MOSCOW, DEC. 24 -- Russian President Boris Yeltsin said today that he will assume control of the strategic nuclear weapons belonging to the former Soviet Union Wednesday night after a televised resignation statement by Soviet President Mikhail Gorbachev.

The transfer of the "nuclear suitcase" that holds the codes needed for firing thousands of nuclear warheads, many of them aimed at the United States, will mark the symbolic inauguration of a new world leader and the departure of one of the key political figures of the 20th century. It also will seal the demise of the world's first Communist state and its replacement by a commonwealth of 11 independent states dominated by the vast Russian federation.

After weeks of mounting political pressure from Yeltsin and other leaders of the former Soviet republics, Gorbachev revealed his resignation plans in a farewell meeting in the Kremlin with 70 members of his personal presidential staff. A Kremlin spokesman said the 60-year-old Soviet leader, who came to power in March 1985 promising to reinvigorate the ailing Communist superpower, will make a televised resignation statement at 7 p.m. Moscow time (noon EST) on Christmas Day.

Yeltsin revealed the plans to transfer the nuclear suitcase, which weighs about three pounds and is known in Russian as the chemodanchik (little suitcase), at a meeting with Soviet newspaper editors today. He also said Gorbachev would receive an indexed pension of 4,000 rubles a month (roughly 10 times the average Soviet wage but only $40 at the current tourist rate of exchange), a Moscow apartment, a country residence, two limousines and 20 bodyguards. The pension arrangements for Gorbachev were settled by commonwealth leaders at their weekend meeting in the capital of Kazakhstan, Alma-Ata.

By taking control over the chemodanchik, Yeltsin will assume ultimate responsibility for firing nuclear missiles stationed in Russia, Ukraine and Byelorussia. But a protocol signed in Alma-Ata specifies that the other nuclear states must give their consent for the weapons' use. Ukrainian President Leonid Kravchuk told reporters on his way home from Alma-Ata that three other republics' leaders had the technical capability of blocking the use of nuclear weapons by Yeltsin.

The nuclear weapons issue is likely to resurface at a meeting Monday of commonwealth heads of state in Minsk -- the Byelorussian and commonwealth capital -- that also will consider the reorganization of the 3.7 million Soviet armed forces. Both Ukraine and Byelorussia are publicly committed to becoming nuclear-free states, while Kazakhstan is keeping its options open, apparently in the hope of wringing political and economic concessions out of Russia.

In an interview with the independent Interfax news agency this evening, Gorbachev described his departure from office as "inevitable" in view of the formation of the commonwealth, but said that he did not intend to leave the political or social arena.
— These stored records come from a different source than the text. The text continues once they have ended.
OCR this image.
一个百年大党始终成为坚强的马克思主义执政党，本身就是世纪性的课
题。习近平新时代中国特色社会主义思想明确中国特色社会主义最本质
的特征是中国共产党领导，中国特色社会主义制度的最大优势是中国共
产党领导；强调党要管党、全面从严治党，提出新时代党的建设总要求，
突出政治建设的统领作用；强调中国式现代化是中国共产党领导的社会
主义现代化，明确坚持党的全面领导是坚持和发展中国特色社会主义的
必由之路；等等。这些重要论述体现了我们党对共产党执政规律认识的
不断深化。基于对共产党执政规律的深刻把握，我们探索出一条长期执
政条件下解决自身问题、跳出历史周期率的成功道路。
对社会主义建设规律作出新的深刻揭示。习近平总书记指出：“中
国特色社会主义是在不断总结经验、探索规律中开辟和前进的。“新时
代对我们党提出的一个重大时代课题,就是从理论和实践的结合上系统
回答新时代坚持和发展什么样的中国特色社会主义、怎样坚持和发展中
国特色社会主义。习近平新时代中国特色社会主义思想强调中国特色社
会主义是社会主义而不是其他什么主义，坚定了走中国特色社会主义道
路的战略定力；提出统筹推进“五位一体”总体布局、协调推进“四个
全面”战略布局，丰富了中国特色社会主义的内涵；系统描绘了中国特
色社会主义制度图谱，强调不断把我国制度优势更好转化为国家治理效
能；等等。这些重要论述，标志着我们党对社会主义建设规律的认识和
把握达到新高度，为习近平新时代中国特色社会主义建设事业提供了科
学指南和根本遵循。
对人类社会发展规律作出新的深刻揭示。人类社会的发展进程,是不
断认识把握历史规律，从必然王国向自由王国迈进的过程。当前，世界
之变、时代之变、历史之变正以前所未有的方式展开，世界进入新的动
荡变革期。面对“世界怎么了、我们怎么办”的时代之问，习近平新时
He said he would use his political authority to try to promote agreement and joint action among the former Soviet republics.

As Gorbachev prepared his resignation statement, Soviet commentators took stock of his 6 1/2 years in power and praised his policies of glasnost, or openness, while criticizing his mismanagement of the economy. A commentary in the mass circulation newspaper Komsomolskaya Pravda said that the first and last Soviet president had "been unable to change the life of the people for the better but has changed the people themselves. This is both his drama and his achievement."

Gorbachev told the newspaper in an interview that he regretted not forming a common front with Yeltsin and other democratic politicians in the summer of 1990 against Communist Party hard-liners and had "paid dearly" for his mistake. He said that he had decided then to stay on as general secretary of the Communist Party to "manipulate" the hard-liners and prevent them from staging a coup.

"I should tell you that if they had staged a coup a year or a year and a half ago, it would have succeeded. I want you to understand this," Gorbachev said.

Gorbachev's decision to resign has effectively signed the death warrant of all the other remaining Soviet power structures, including the Soviet parliament, which is ending its existence with a whimper rather than a bang. Only several dozen lawmakers turned up to a session of the parliament's upper chamber today following a decision by Russia and several other republics to boycott the proceedings.

After a desultory debate on whether the end of the Soviet Union, which will formally take place Dec. 31, is a "tragedy" or a "comedy," the legislators decided to hold a final session on Thursday and to wind up its affairs on Jan. 2, the day the Russian government eliminates price controls. The constitutional watchdog committee and the state bank also have formally declared their self-liquidation.